Praktijkgebieden: Huurrecht
De Nederlandse wettelijke regels voor de verhoging van de huur van woonruimte zijn streng. Zo kan de huurprijs van niet-geliberaliseerde woonruimte per jaar met maximaal het door de minister vast te stellen wettelijk percentage worden verhoogd (op dit moment tussen de 4,1% en 5,6%, afhankelijk van het inkomen van de huurder). De wetgever beoogt op deze manier de sociale huurder te beschermen.
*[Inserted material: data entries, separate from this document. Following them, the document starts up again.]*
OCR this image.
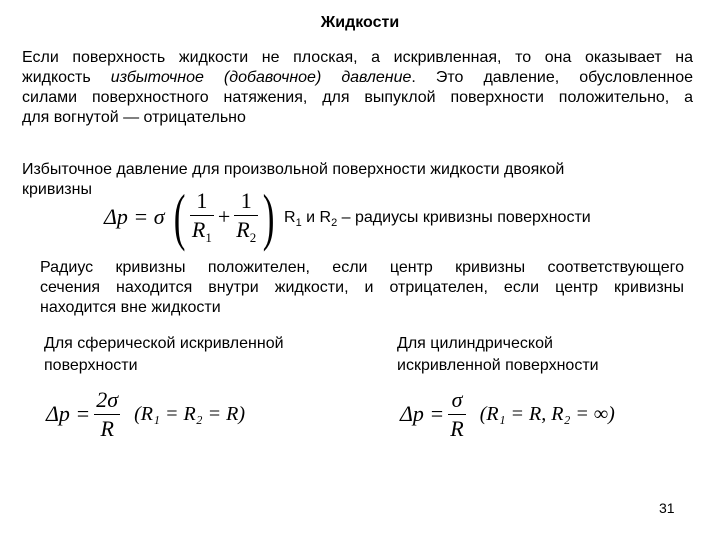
Жидкости
Если поверхность жидкости не плоская, а искривленная, то она оказывает на
жидкость избыточное (добавочное) давление. Это давление, обусловленное
силами поверхностного натяжения, для выпуклой поверхности положительно, а
для вогнутой — отрицательно
Избыточное давление для произвольной поверхности жидкости двоякой
кривизны
Δp = σ ( $\frac{1}{R_1} + \frac{1}{R_2}$ ) $R_1$ и $R_2$ – радиусы кривизны поверхности
Радиус кривизны положителен, если центр кривизны соответствующего
сечения находится внутри жидкости, и отрицателен, если центр кривизны
находится вне жидкости
Для сферической искривленной
поверхности
Для цилиндрической
искривленной поверхности
$\Delta p = \frac{2\sigma}{R} (R_1 = R_2 = R)$	$\Delta p = \frac{\sigma}{R} (R_1 = R$, R₂ = ∞)
31
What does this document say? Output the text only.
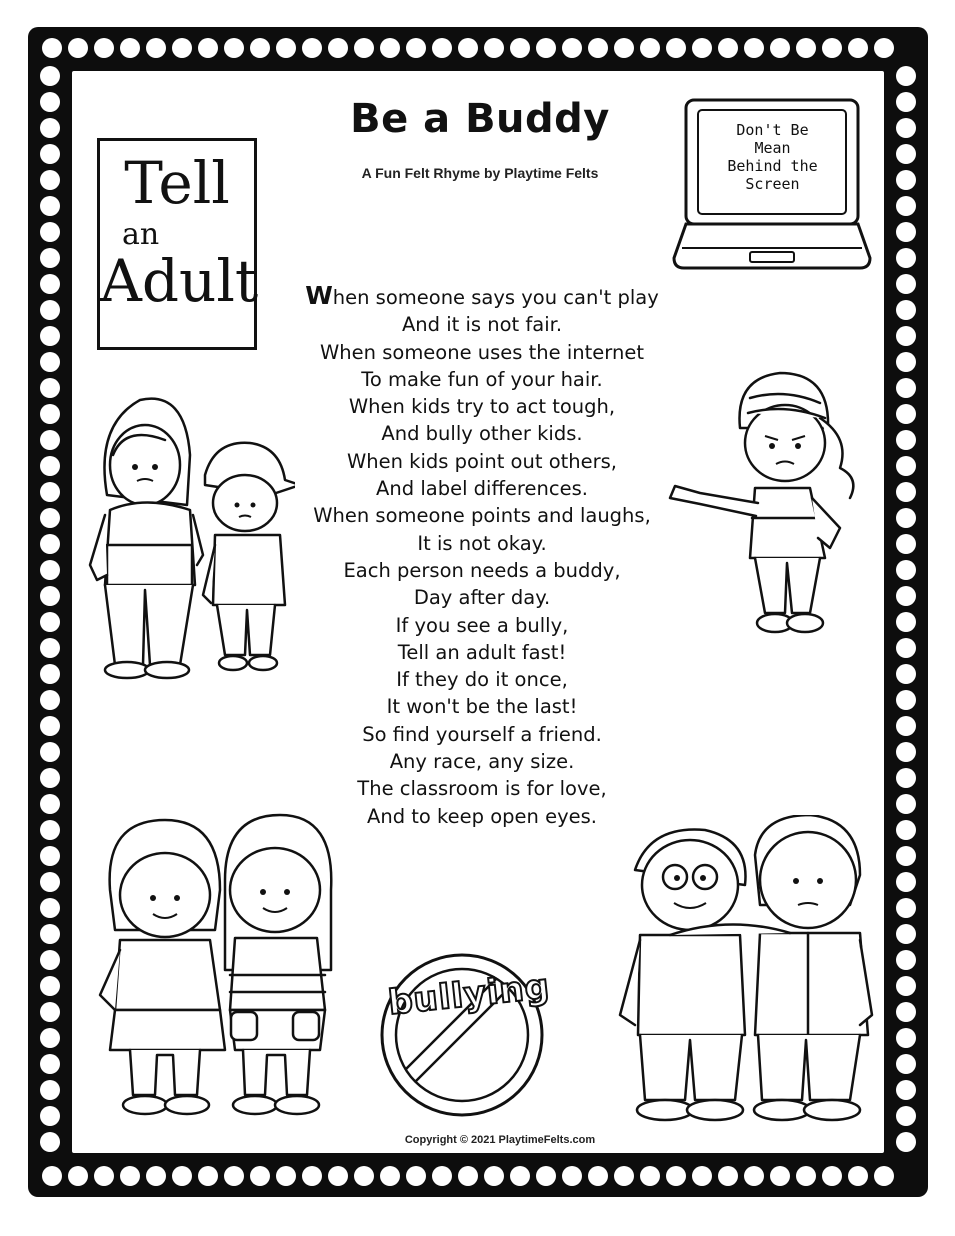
Be a Buddy
A Fun Felt Rhyme by Playtime Felts
Tell
an
Adult
Don't Be
Mean
Behind the
Screen
When someone says you can't play
And it is not fair.
When someone uses the internet
To make fun of your hair.
When kids try to act tough,
And bully other kids.
When kids point out others,
And label differences.
When someone points and laughs,
It is not okay.
Each person needs a buddy,
Day after day.
If you see a bully,
Tell an adult fast!
If they do it once,
It won't be the last!
So find yourself a friend.
Any race, any size.
The classroom is for love,
And to keep open eyes.
bullying
Copyright © 2021 PlaytimeFelts.com
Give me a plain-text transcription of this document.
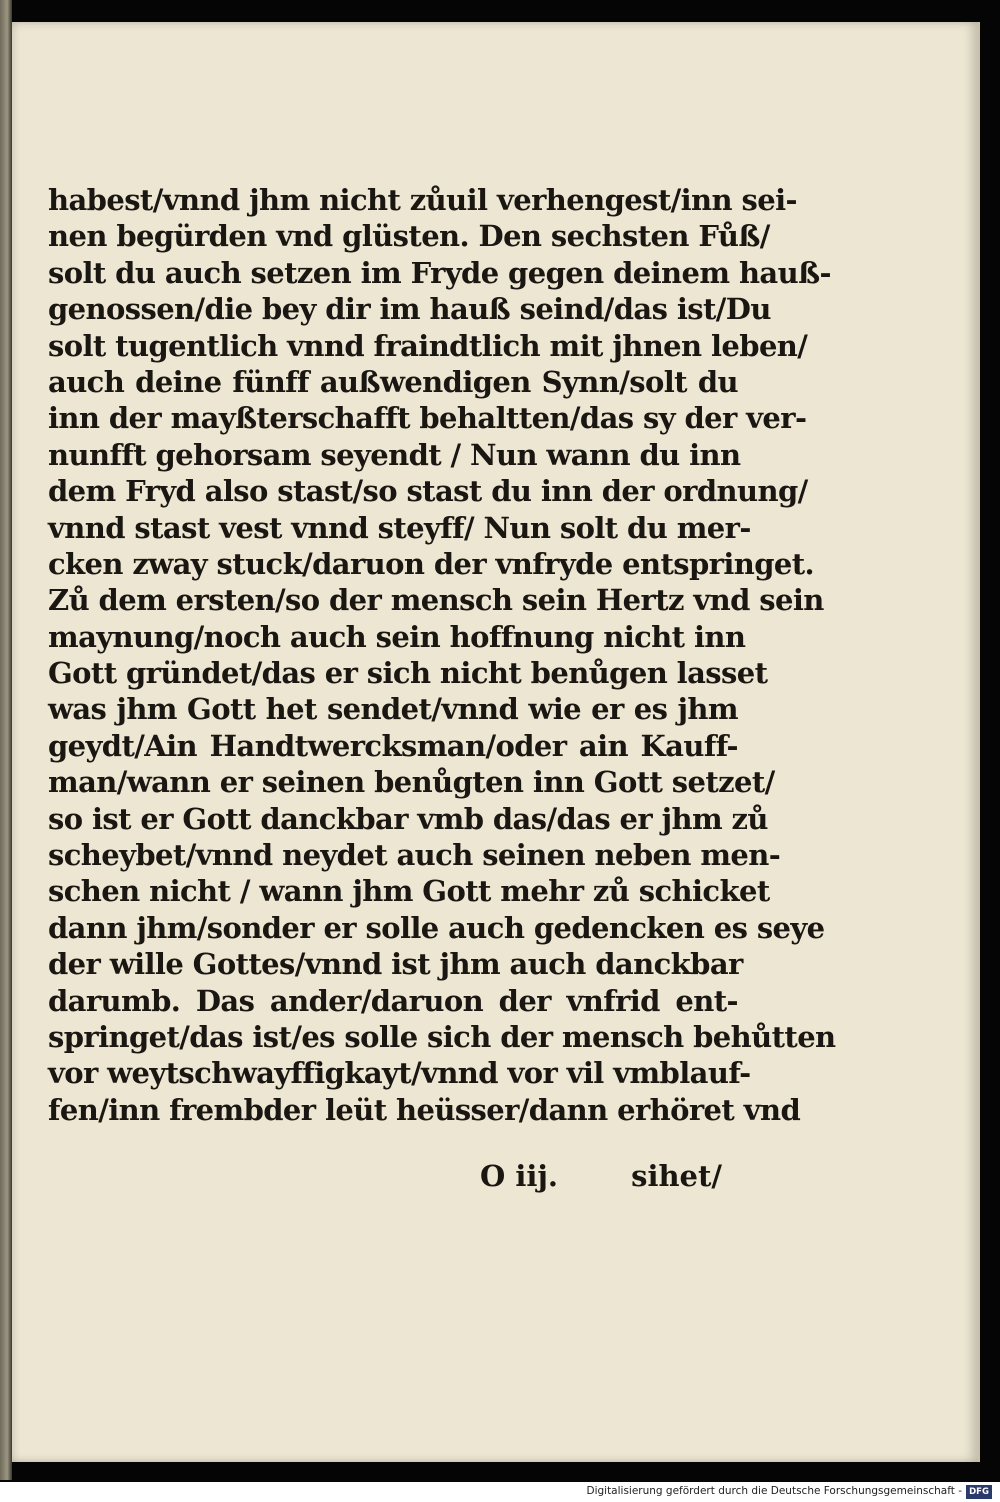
habest/vnnd jhm nicht zůuil verhengest/inn sei-
nen begürden vnd glüsten. Den sechsten Fůß/
solt du auch setzen im Fryde gegen deinem hauß-
genossen/die bey dir im hauß seind/das ist/Du
solt tugentlich vnnd fraindtlich mit jhnen leben/
auch deine fünff außwendigen Synn/solt du
inn der mayßterschafft behaltten/das sy der ver-
nunfft gehorsam seyendt / Nun wann du inn
dem Fryd also stast/so stast du inn der ordnung/
vnnd stast vest vnnd steyff/ Nun solt du mer-
cken zway stuck/daruon der vnfryde entspringet.
Zů dem ersten/so der mensch sein Hertz vnd sein
maynung/noch auch sein hoffnung nicht inn
Gott gründet/das er sich nicht benůgen lasset
was jhm Gott het sendet/vnnd wie er es jhm
geydt/Ain Handtwercksman/oder ain Kauff-
man/wann er seinen benůgten inn Gott setzet/
so ist er Gott danckbar vmb das/das er jhm zů
scheybet/vnnd neydet auch seinen neben men-
schen nicht / wann jhm Gott mehr zů schicket
dann jhm/sonder er solle auch gedencken es seye
der wille Gottes/vnnd ist jhm auch danckbar
darumb. Das ander/daruon der vnfrid ent-
springet/das ist/es solle sich der mensch behůtten
vor weytschwayffigkayt/vnnd vor vil vmblauf-
fen/inn frembder leüt heüsser/dann erhöret vnd
O iij.	sihet/
Digitalisierung gefördert durch die Deutsche Forschungsgemeinschaft - DFG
Eerder schreven wij al over het politieke voornemen om versnelde huurverhoging bij scheefhuurders in de sociale huursector mogelijk te maken. Veel verder dan een voornemen is het vooralsnog echter niet gekomen, waardoor verhuurders nog steeds gebonden blijven aan de wettelijke maxima van de huurverhoging. Toch is verschillende malen geprobeerd om de huurprijzen van sociale woonruimte buiten de nationale regelgeving om te verhogen, namelijk via een beroep op het Europees recht. Waar eerdere proefprocedures strandden, is de Rechtbank Amsterdam zeer recentelijk tot het oordeel gekomen dat een huurverhoging, ondanks de strikte nationale huurprijsbescherming, gerechtvaardigd kan zijn.
Juridisch kader
Art. 1 van het Eerste Protocol bij het Verdrag tot Bescherming van de Rechten van de Mens en fundamentele vrijheden (hierna: EP) bepaalt onder meer:
‘iedere natuurlijke of rechtspersoon recht heeft op het ongestoord genot van zijn eigendom. Aan niemand zal zijn eigendom worden ontnomen behalve in het algemeen belang en onder de voorwaarden voorzien in de wet en in de algemene beginselen van internationaal recht.’
Eerdere procedures
Jaren geleden schreven wij al over dergelijke proefprocedures, maar ook recentelijk nog oordeelde de Hoge Raad dat de verhuurder van woonruimte niet altijd aanspraak kan maken op een ‘decent profit’ of ‘minimal profit’. De Hoge Raad wijst er in dit kader op dat door het Europees Hof is overwogen dat “(…) the exercise of State discretion in such situations may not lead to results which are manifestly unreasonable, such as amounts of rent allowing only a minimal profit (…)” maar dat de woorden “in such situations” duidelijk maken dat het steeds gaat om een afweging aan de hand van de concrete omstandigheden van het geval.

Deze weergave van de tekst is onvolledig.